Dr Nikki Verrills, from the University of Newcastle, has been awarded a $360,000 grant to examine a potential new treatment for leukaemia patients, which she says is "urgently required".

She was given the grant for her research on the behaviour of a particular protein, known as protein phosphatase 2A (PP2A).

The protein is important as it becomes inactive in the cancerous cells of some patients with acute myeloid leukaemia.

But when the protein is activated by a particular drug it can kill leukaemia cells without affecting the body's healthy cells, her research has shown.

"The grant will enable us to understand exactly how the drug works with a view to entering clinical trials," Dr Verrills said in a statement on Thursday.

According to the Leukaemia Foundation acute myeloid leukaemia is a type of cancer that affects the blood and bone marrow.

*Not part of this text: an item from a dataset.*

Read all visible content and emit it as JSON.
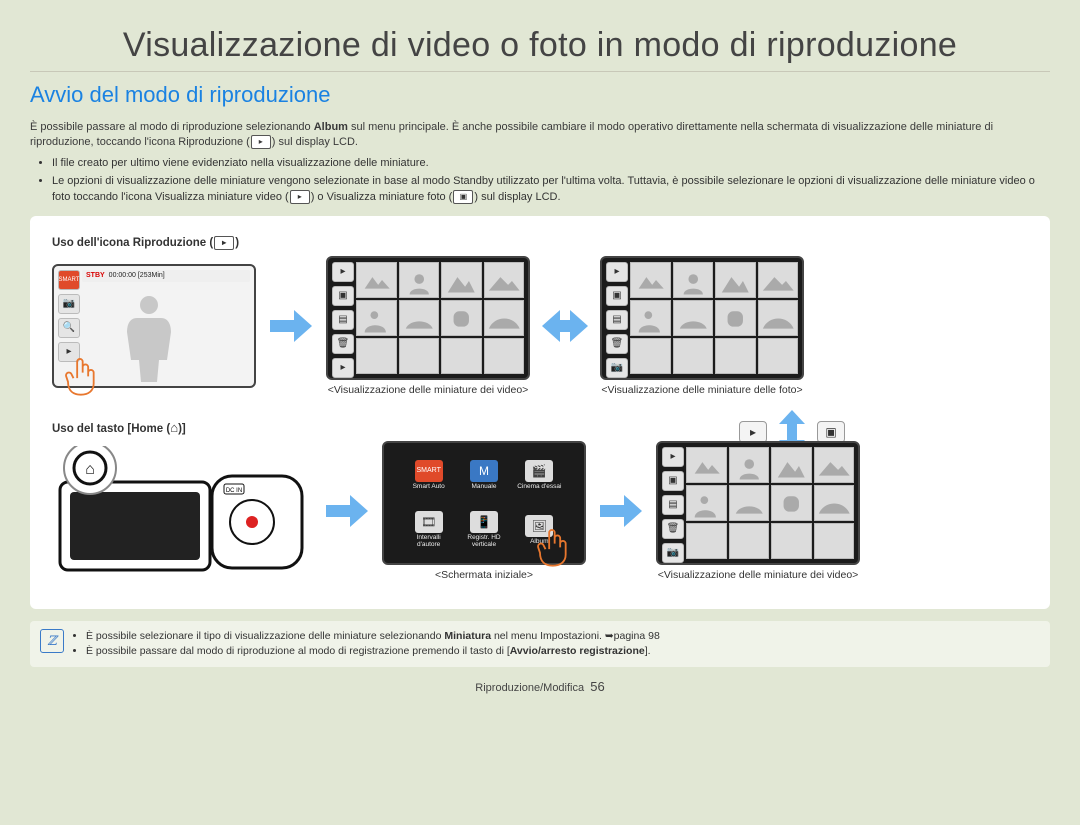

The body produces too many immature white blood cells, which crowd the bone marrow, preventing it from making normal blood cells.

They can also spill out into the blood stream and circulate around the body.

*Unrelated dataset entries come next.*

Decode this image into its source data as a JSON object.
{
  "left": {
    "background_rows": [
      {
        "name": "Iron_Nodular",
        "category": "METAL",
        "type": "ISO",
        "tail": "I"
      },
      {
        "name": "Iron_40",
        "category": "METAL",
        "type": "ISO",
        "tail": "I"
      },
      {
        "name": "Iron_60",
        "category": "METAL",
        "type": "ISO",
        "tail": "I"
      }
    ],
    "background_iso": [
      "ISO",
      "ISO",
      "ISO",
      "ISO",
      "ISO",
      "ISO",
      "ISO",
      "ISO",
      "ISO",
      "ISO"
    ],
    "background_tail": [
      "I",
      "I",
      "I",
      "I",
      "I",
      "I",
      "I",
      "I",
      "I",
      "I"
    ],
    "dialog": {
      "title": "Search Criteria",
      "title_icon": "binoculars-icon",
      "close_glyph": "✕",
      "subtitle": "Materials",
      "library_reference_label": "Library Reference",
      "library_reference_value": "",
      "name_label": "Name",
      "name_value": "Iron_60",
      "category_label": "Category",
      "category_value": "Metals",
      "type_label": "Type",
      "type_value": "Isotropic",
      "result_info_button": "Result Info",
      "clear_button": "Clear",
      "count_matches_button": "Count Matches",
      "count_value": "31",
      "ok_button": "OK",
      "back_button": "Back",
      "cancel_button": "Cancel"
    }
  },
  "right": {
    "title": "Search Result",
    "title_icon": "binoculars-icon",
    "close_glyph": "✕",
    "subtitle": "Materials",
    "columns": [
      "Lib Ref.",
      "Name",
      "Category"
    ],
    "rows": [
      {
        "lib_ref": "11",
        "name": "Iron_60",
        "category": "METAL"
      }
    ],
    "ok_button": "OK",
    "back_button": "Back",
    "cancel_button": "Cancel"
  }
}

Dr Verrills said the disease accounted for 30 per cent of all leukaemia diagnoses in Australia and has the lowest survival rate.

"Survival rates for patients with acute myeloid leukaemia are currently extremely poor and novel therapies are urgently required."

Dr Verrills's latest research is focused on finding new ways to stop the cell growing with the use of targeted treatments.

The grant is awarded jointly through the Cure Cancer Australia Foundation and Cancer Council NSW.

Meanwhile, Wednesday marked the beginning of Ovarian Cancer Awareness Month, which helps raise awareness of the seventh most common cause of cancer deaths in Australian women.

Ovarian cancer is very difficult to detect as it has ubiquitous symptoms such as bloating or abdominal pain.